Les statistiques semblent importantes pour vous…

Oui. J’aime. Regarder les pourcentages de réussite. Celui que nous obtenons, avec Mikel, ne doit pas être mauvais. Je ne cours pas après les montes. Cinq, pour trois podiums, me conviennent mieux que dix, pour aucun résultat. S’il faut me déplacer – et nous sommes assez sollicités – , avec des espoirs, je le fais. Pour rien, non.

Un « agent », pour suivre ?

Au départ, j’étais « anti-agent ». Mais l’évolution de la profession veut que, désormais, tout jockey ait son « impresario ». Avec la délocalisation, il y a tant de logistique à gérer… Le mien se nomme Antoine Morteo, celui de Fabien Lefèvre, Ronan Thomas, ou Mathieu Tavares Da Silva. Sans vouloir blesser personne, je pense tout de même qu’un agent peut créer des tensions, avec les entraîneurs, ou qu’une fois que la « machine » est bien « huilée », il ne remplit plus qu’un rôle de secrétaire, Mais il est désormais indispensable.

En dehors de la première listed et de la 70ème , quels bons souvenirs ?

Sans hésiter, la soirée au Stade de France, où je me suis imposé avec  un « Mathieu Boutin », Cabeza de Vaca. C’était magique. Le public, dont beaucoup de néophytes, l’ambiance… C’était atypique et sympa. On n’a, hélas, pas revu cet événement se répéter. C’était un véritable show, avec des show-men, et des « show-horses », si l’on peut dire.

Pas de Groupes ?

Non. De nombreuses places. Mais je n’ai jamais eu les « chevaux pour ». J’ai bien failli être assis sirNo Risk at All, dans le Prix du Jokey-Club, avec lequel je venais de remporter l’Omnium, pour Jean-Paul Gallorini et Madame Wildenstein. Mais je me suis blessé, et, même si j’étais compétitif le jour J, Christophe Soumillon était venu travailler le cheval, un peu avant, et je savais que les « carottes étaient cuites ».

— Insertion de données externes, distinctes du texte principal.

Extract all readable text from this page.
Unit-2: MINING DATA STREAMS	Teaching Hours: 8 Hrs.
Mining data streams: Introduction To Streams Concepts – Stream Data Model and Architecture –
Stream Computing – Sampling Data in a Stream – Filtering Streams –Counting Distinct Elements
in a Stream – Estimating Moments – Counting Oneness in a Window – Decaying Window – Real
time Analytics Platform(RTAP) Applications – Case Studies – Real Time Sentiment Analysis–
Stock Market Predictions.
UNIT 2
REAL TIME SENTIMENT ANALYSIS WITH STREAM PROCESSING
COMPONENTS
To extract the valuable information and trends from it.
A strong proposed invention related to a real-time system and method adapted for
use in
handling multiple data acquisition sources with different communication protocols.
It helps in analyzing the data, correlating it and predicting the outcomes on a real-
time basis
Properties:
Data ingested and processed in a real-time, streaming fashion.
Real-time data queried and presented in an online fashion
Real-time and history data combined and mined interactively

Vous avez attaqué fort 2012… Avec qui ?

François Doumen, Giuseppe Botti, Mikel Delzangles, donc, qui me fait venir le matin mais ne m’oublie pas lors des réunions, Valérie Dissaux… J’ai plusieurs « satellites »…

Ronan Thomas quitte la Présidence de l’Association des Jockeys. Vous avez l’air intéressé…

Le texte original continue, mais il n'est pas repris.